Publication information

Source:
Ohinemuri Gazette
Source type: newspaper
Document type: editorial
Document title: “William McKinley”
Author(s): anonymous
City of publication: Paeroa, New Zealand
Date of publication: 16 September 1901
Volume number: 10
Issue number: 854
Pagination: [2]

 
Citation
“William McKinley.” Ohinemuri Gazette 16 Sept. 1901 v10n854: p. [2].
 
Transcription
full text
 
Keywords
William McKinley (death: international response); McKinley assassination (international response); Leon Czolgosz.
 
Named persons
John Wilkes Booth; Leon Czolgosz; James A. Garfield; Charles J. Guiteau [misspelled below]; Abraham Lincoln; William McKinley; Theodore Roosevelt [misspelled below]; Tomás de Torquemada; George Washington.
 
Document


William McKinley

A DARKNESS has come over the English-speaking world. A great and good man, though no titled monarch, has been bled to death by a cowardly assassin’s hand; killed by a dastard, the lives of a thousand of whom would be worthless compared with that of William McKinley.
     It is merciful to humanity to be merciless to Czolgosz and such as he. It is no nice work to shoot hawks, kill rats, and destroy vermin generally; yet what is to be done when such interfere with, and terrorise wholesome human life. We read a week ago of a meeting of 200 sympathisers with Czolgosz. The whole of these people should have been taken out and exterminated just as rats at plague time.
     The horrible part of the thing is that the best and greatest of men—the men who do good to the race—are at the mercy of the most loathsome and vile.

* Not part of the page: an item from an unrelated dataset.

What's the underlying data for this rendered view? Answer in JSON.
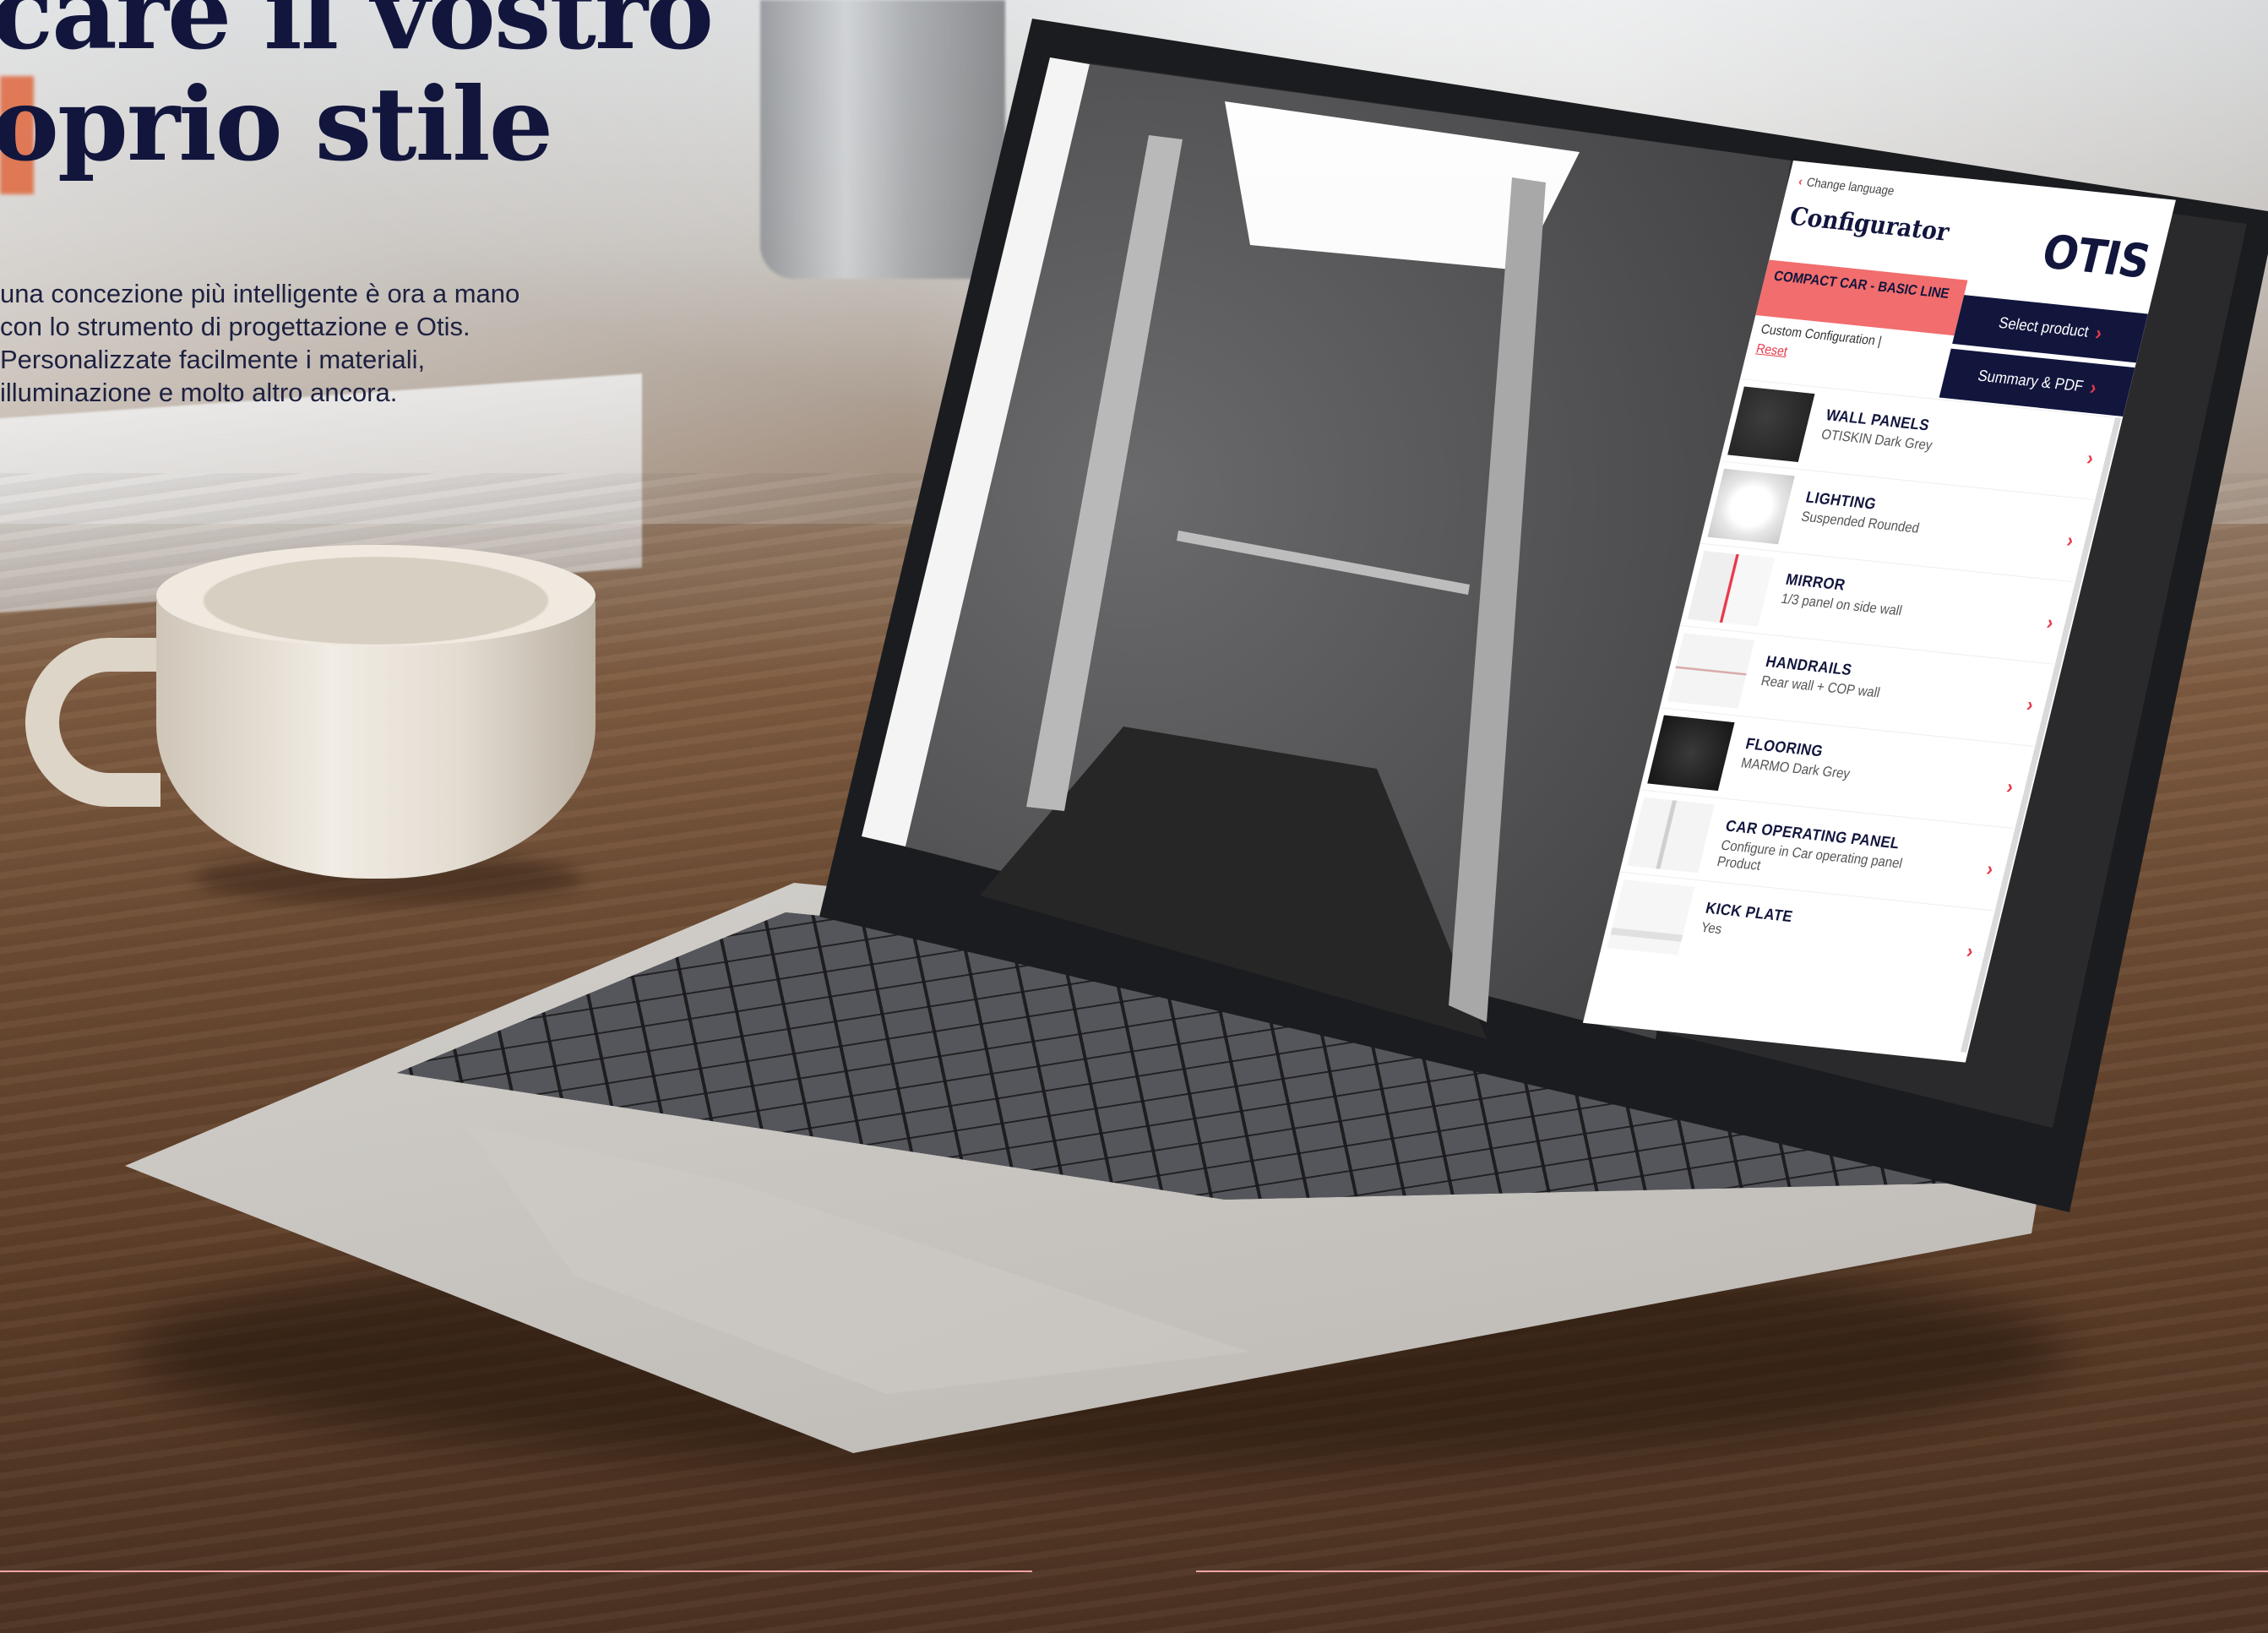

We must meet terror with terror; it is not merciful to the race to be merciful with these horrible miscreants.
     The three greatest (barring Washington) of America’s choice, Lincoln, Garfield, and McKinley, have gone down before men who were as dirt to them. One feels almost inclined to recommend the tortures of Torquemada. Even those would be too good for such as Booth, Garteau and Czolgosz.
     “Don’t hurt him,” said the wounded President. Aye, but they will find a different man in Rooseveldt, Vice-President, now President. Such assassins as Czolgosz should be shot on sight, and Rooseveldt’s little gun has been generally handy in his hip pocket.
     The world’s sympathy goes out to the memory of the Great Dead, and if there is any power in a world’s detestation, it will be a poor sort of Hell that is not yawning for Czolgosz. There is no use for a Hell that doesn’t want him and his sort.